“If I do this—if I hit down for Cordova tonight—you know, of course, that it is very likely to be the end of me one way or another, in the general stir-up that will follow. I want you to know any way before I start—that I’d like that new beginning—with you.”
For a long moment there was no sound save the myriad voices of the conifers talking mysteriously with the winds of night.
Then the Pomo girl put her hands on the white man’s shoulders.
“A chief,” she said, “does what must be done—without fear—and a chief’s woman follows him—even to death. Saddle two horses.”
At Sheriff Price Selwood’s ranch an anxious circle watched the still form on the bed. The doctor from Bement had not left his station for seven hours. Outside cowboys, all armed, walked here and there, and on the deep veranda sat the prospector, Smith, smoking innumerable cigarettes and waiting on destiny.
Though he was filled with inner excitement his dark face gave no sign. He sat tilted back against the wall, his booted feet on the round of his chair, his hat pulled low over his eyes, and his keen vision sweeping the stretch of meadow that lay before the ranch house.
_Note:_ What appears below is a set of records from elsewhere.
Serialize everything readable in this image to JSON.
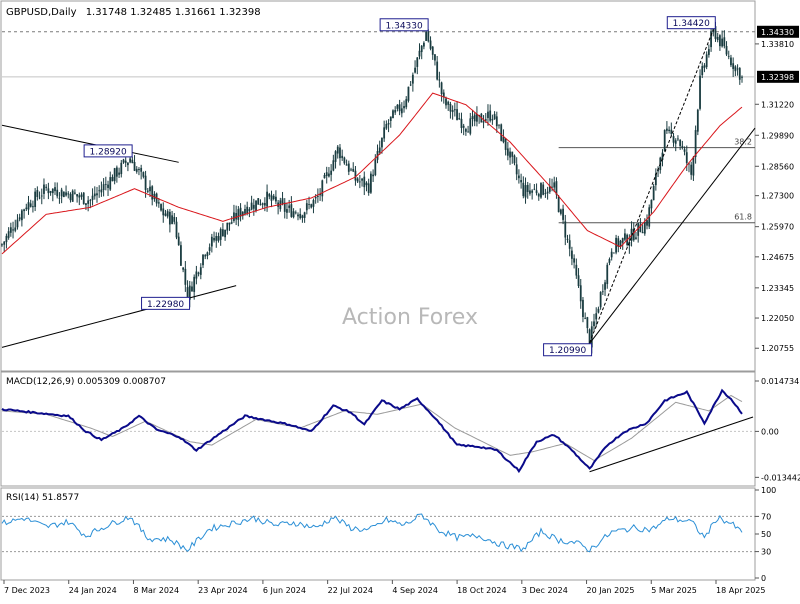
{
  "header": {
    "symbol": "GBPUSD,Daily",
    "ohlc": "1.31748 1.32485 1.31661 1.32398"
  },
  "watermark": "Action Forex",
  "colors": {
    "candle": "#1a3c40",
    "ma": "#d9161b",
    "macd_main": "#0a0a8a",
    "macd_signal": "#9a9a9a",
    "rsi": "#2b8fd6",
    "trend": "#000000",
    "price_tag_bg": "#000000",
    "label_border": "#1f1f8f"
  },
  "chart_data": [
    {
      "type": "line",
      "panel": "price",
      "ylim": [
        1.2025,
        1.3535
      ],
      "yticks": [
        "1.33810",
        "1.31220",
        "1.29890",
        "1.28560",
        "1.27300",
        "1.25970",
        "1.24675",
        "1.23345",
        "1.22050",
        "1.20755"
      ],
      "current_price": "1.32398",
      "high_tag": "1.34330",
      "x_labels": [
        "7 Dec 2023",
        "24 Jan 2024",
        "8 Mar 2024",
        "23 Apr 2024",
        "6 Jun 2024",
        "22 Jul 2024",
        "4 Sep 2024",
        "18 Oct 2024",
        "3 Dec 2024",
        "20 Jan 2025",
        "5 Mar 2025",
        "18 Apr 2025"
      ],
      "price_keypoints": [
        [
          0,
          1.252
        ],
        [
          10,
          1.268
        ],
        [
          20,
          1.276
        ],
        [
          30,
          1.274
        ],
        [
          40,
          1.271
        ],
        [
          50,
          1.281
        ],
        [
          58,
          1.2892
        ],
        [
          66,
          1.276
        ],
        [
          72,
          1.266
        ],
        [
          78,
          1.262
        ],
        [
          84,
          1.2298
        ],
        [
          92,
          1.25
        ],
        [
          100,
          1.258
        ],
        [
          110,
          1.268
        ],
        [
          120,
          1.272
        ],
        [
          128,
          1.267
        ],
        [
          136,
          1.266
        ],
        [
          143,
          1.272
        ],
        [
          152,
          1.293
        ],
        [
          160,
          1.28
        ],
        [
          166,
          1.277
        ],
        [
          174,
          1.303
        ],
        [
          182,
          1.313
        ],
        [
          188,
          1.331
        ],
        [
          192,
          1.3433
        ],
        [
          196,
          1.329
        ],
        [
          200,
          1.313
        ],
        [
          210,
          1.303
        ],
        [
          222,
          1.308
        ],
        [
          236,
          1.275
        ],
        [
          250,
          1.276
        ],
        [
          258,
          1.246
        ],
        [
          266,
          1.2099
        ],
        [
          276,
          1.251
        ],
        [
          284,
          1.255
        ],
        [
          292,
          1.262
        ],
        [
          300,
          1.299
        ],
        [
          306,
          1.298
        ],
        [
          312,
          1.282
        ],
        [
          316,
          1.322
        ],
        [
          322,
          1.3442
        ],
        [
          330,
          1.331
        ],
        [
          335,
          1.32398
        ]
      ],
      "ma_keypoints": [
        [
          0,
          1.248
        ],
        [
          20,
          1.265
        ],
        [
          40,
          1.268
        ],
        [
          60,
          1.276
        ],
        [
          80,
          1.268
        ],
        [
          100,
          1.262
        ],
        [
          120,
          1.268
        ],
        [
          140,
          1.272
        ],
        [
          160,
          1.281
        ],
        [
          180,
          1.299
        ],
        [
          195,
          1.317
        ],
        [
          210,
          1.312
        ],
        [
          230,
          1.296
        ],
        [
          250,
          1.275
        ],
        [
          265,
          1.258
        ],
        [
          280,
          1.251
        ],
        [
          295,
          1.266
        ],
        [
          310,
          1.286
        ],
        [
          325,
          1.303
        ],
        [
          335,
          1.311
        ]
      ],
      "annotations": [
        {
          "text": "1.28920",
          "bar": 58,
          "price": 1.2892,
          "place": "above"
        },
        {
          "text": "1.22980",
          "bar": 84,
          "price": 1.2298,
          "place": "below"
        },
        {
          "text": "1.34330",
          "bar": 192,
          "price": 1.3433,
          "place": "above"
        },
        {
          "text": "1.20990",
          "bar": 266,
          "price": 1.2099,
          "place": "below"
        },
        {
          "text": "1.34420",
          "bar": 322,
          "price": 1.3442,
          "place": "above"
        }
      ],
      "fib_levels": [
        {
          "label": "38.2",
          "price": 1.2936,
          "from_bar": 252
        },
        {
          "label": "61.8",
          "price": 1.2614,
          "from_bar": 252
        }
      ],
      "trendlines": [
        {
          "style": "solid",
          "points": [
            [
              0,
              1.3032
            ],
            [
              80,
              1.2873
            ]
          ]
        },
        {
          "style": "solid",
          "points": [
            [
              0,
              1.2079
            ],
            [
              106,
              1.2344
            ]
          ]
        },
        {
          "style": "solid",
          "points": [
            [
              266,
              1.2096
            ],
            [
              350,
              1.302
            ]
          ]
        },
        {
          "style": "dashed",
          "points": [
            [
              266,
              1.2099
            ],
            [
              322,
              1.3442
            ]
          ]
        }
      ]
    },
    {
      "type": "line",
      "panel": "macd",
      "title": "MACD(12,26,9) 0.005309 0.008707",
      "ylim": [
        -0.0148,
        0.0162
      ],
      "yticks": [
        "0.014734",
        "0.00",
        "-0.013442"
      ],
      "main_keypoints": [
        [
          0,
          0.0065
        ],
        [
          15,
          0.0055
        ],
        [
          30,
          0.0045
        ],
        [
          38,
          0.0
        ],
        [
          45,
          -0.0025
        ],
        [
          55,
          0.001
        ],
        [
          62,
          0.0045
        ],
        [
          70,
          0.0005
        ],
        [
          80,
          -0.0015
        ],
        [
          88,
          -0.0055
        ],
        [
          100,
          0.0
        ],
        [
          110,
          0.0045
        ],
        [
          122,
          0.003
        ],
        [
          130,
          0.002
        ],
        [
          140,
          0.0
        ],
        [
          150,
          0.0075
        ],
        [
          158,
          0.0055
        ],
        [
          164,
          0.002
        ],
        [
          172,
          0.009
        ],
        [
          180,
          0.0065
        ],
        [
          188,
          0.0095
        ],
        [
          196,
          0.004
        ],
        [
          206,
          -0.004
        ],
        [
          216,
          -0.0045
        ],
        [
          224,
          -0.0055
        ],
        [
          234,
          -0.0115
        ],
        [
          242,
          -0.003
        ],
        [
          250,
          -0.001
        ],
        [
          258,
          -0.0055
        ],
        [
          266,
          -0.011
        ],
        [
          274,
          -0.004
        ],
        [
          282,
          0.0
        ],
        [
          292,
          0.0025
        ],
        [
          300,
          0.009
        ],
        [
          310,
          0.0115
        ],
        [
          318,
          0.0025
        ],
        [
          326,
          0.012
        ],
        [
          330,
          0.0095
        ],
        [
          335,
          0.0053
        ]
      ],
      "signal_keypoints": [
        [
          0,
          0.006
        ],
        [
          20,
          0.005
        ],
        [
          40,
          0.001
        ],
        [
          50,
          -0.0015
        ],
        [
          65,
          0.003
        ],
        [
          85,
          -0.003
        ],
        [
          95,
          -0.004
        ],
        [
          115,
          0.0035
        ],
        [
          135,
          0.001
        ],
        [
          155,
          0.006
        ],
        [
          170,
          0.005
        ],
        [
          190,
          0.008
        ],
        [
          205,
          0.001
        ],
        [
          230,
          -0.007
        ],
        [
          240,
          -0.006
        ],
        [
          255,
          -0.0035
        ],
        [
          268,
          -0.0085
        ],
        [
          285,
          -0.002
        ],
        [
          305,
          0.0085
        ],
        [
          320,
          0.006
        ],
        [
          330,
          0.0105
        ],
        [
          335,
          0.0087
        ]
      ],
      "trendline": [
        [
          266,
          -0.0118
        ],
        [
          340,
          0.0042
        ]
      ]
    },
    {
      "type": "line",
      "panel": "rsi",
      "title": "RSI(14) 51.8577",
      "ylim": [
        0,
        100
      ],
      "yticks": [
        "100",
        "70",
        "50",
        "30",
        "0"
      ],
      "levels": [
        70,
        30
      ],
      "keypoints": [
        [
          0,
          62
        ],
        [
          10,
          68
        ],
        [
          20,
          58
        ],
        [
          30,
          64
        ],
        [
          38,
          48
        ],
        [
          46,
          58
        ],
        [
          58,
          70
        ],
        [
          66,
          45
        ],
        [
          76,
          44
        ],
        [
          84,
          32
        ],
        [
          94,
          56
        ],
        [
          104,
          62
        ],
        [
          114,
          68
        ],
        [
          124,
          60
        ],
        [
          132,
          63
        ],
        [
          142,
          57
        ],
        [
          150,
          69
        ],
        [
          158,
          57
        ],
        [
          166,
          54
        ],
        [
          174,
          66
        ],
        [
          182,
          60
        ],
        [
          190,
          72
        ],
        [
          198,
          54
        ],
        [
          206,
          46
        ],
        [
          216,
          48
        ],
        [
          226,
          38
        ],
        [
          236,
          33
        ],
        [
          244,
          53
        ],
        [
          252,
          43
        ],
        [
          260,
          40
        ],
        [
          266,
          32
        ],
        [
          276,
          52
        ],
        [
          286,
          57
        ],
        [
          294,
          55
        ],
        [
          302,
          68
        ],
        [
          312,
          64
        ],
        [
          318,
          46
        ],
        [
          324,
          69
        ],
        [
          330,
          62
        ],
        [
          335,
          51.8577
        ]
      ]
    }
  ]
}
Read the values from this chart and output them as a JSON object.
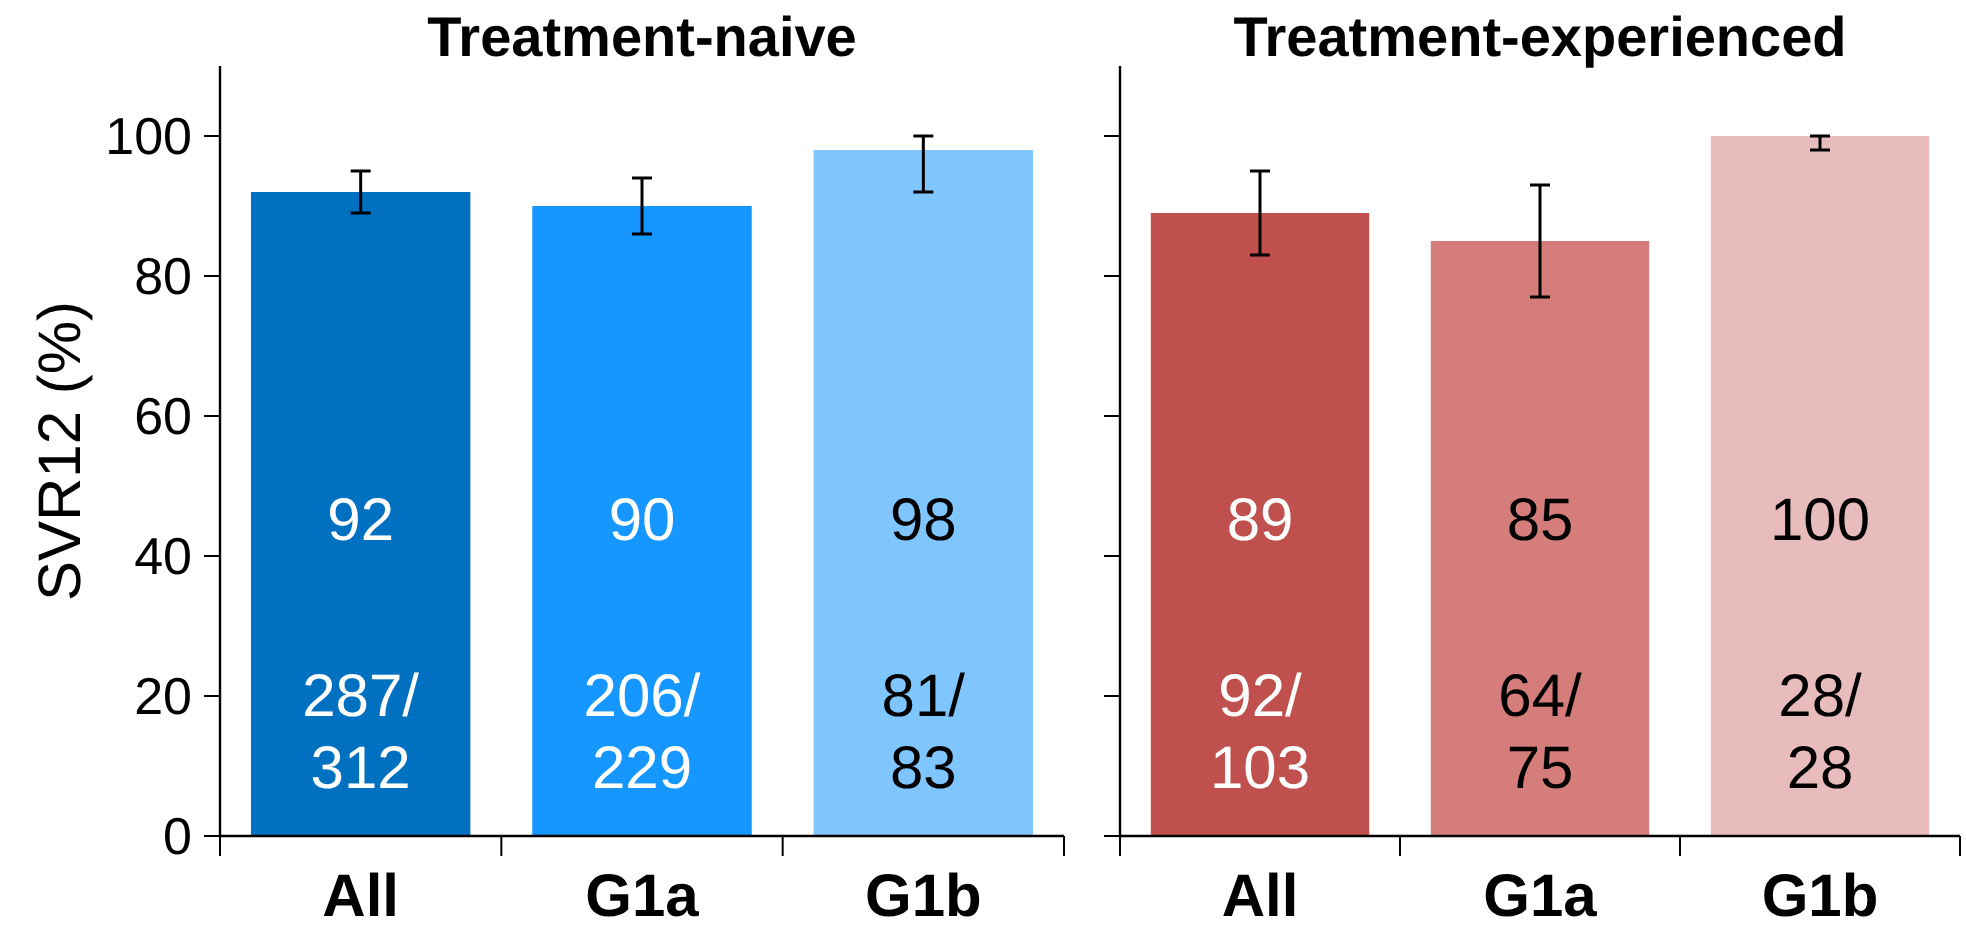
{
  "chart_data": [
    {
      "type": "bar",
      "title": "Treatment-naive",
      "ylabel": "SVR12 (%)",
      "categories": [
        "All",
        "G1a",
        "G1b"
      ],
      "values": [
        92,
        90,
        98
      ],
      "colors": [
        "#0070c0",
        "#1597ff",
        "#7fc6ff"
      ],
      "errors": [
        [
          89,
          95
        ],
        [
          86,
          94
        ],
        [
          92,
          100
        ]
      ],
      "ylim": [
        0,
        110
      ],
      "yticks": [
        0,
        20,
        40,
        60,
        80,
        100
      ],
      "data_labels": true,
      "grid": false,
      "annotations": [
        "287/312",
        "206/229",
        "81/83"
      ]
    },
    {
      "type": "bar",
      "title": "Treatment-experienced",
      "categories": [
        "All",
        "G1a",
        "G1b"
      ],
      "values": [
        89,
        85,
        100
      ],
      "colors": [
        "#c0504d",
        "#d47d7b",
        "#e8bcbc"
      ],
      "errors": [
        [
          83,
          95
        ],
        [
          77,
          93
        ],
        [
          98,
          100
        ]
      ],
      "ylim": [
        0,
        110
      ],
      "yticks": [
        0,
        20,
        40,
        60,
        80,
        100
      ],
      "tick_labels": "x",
      "data_labels": true,
      "grid": false,
      "annotations": [
        "92/103",
        "64/75",
        "28/28"
      ]
    }
  ]
}
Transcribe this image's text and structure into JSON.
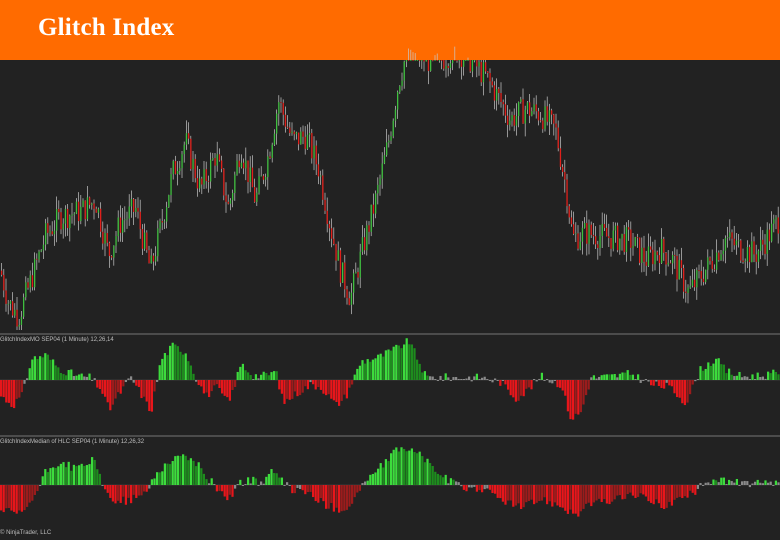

“It may be an hour—it may be ten—but something is going to happen soon,” the doctor had said at dusk, “he will either rally or sink. If he speaks he will be rational, I think.”
And on that chance the stranger waited to ask one question, namely: “What is the secret of Sky Line? Where is the other end of the passage?”
For all the hours that Price Selwood had lain unconscious fourteen men under Bossick had camped in a glade under the flaring skirts of Mystery’s western end, ready to answer Fair’s summons.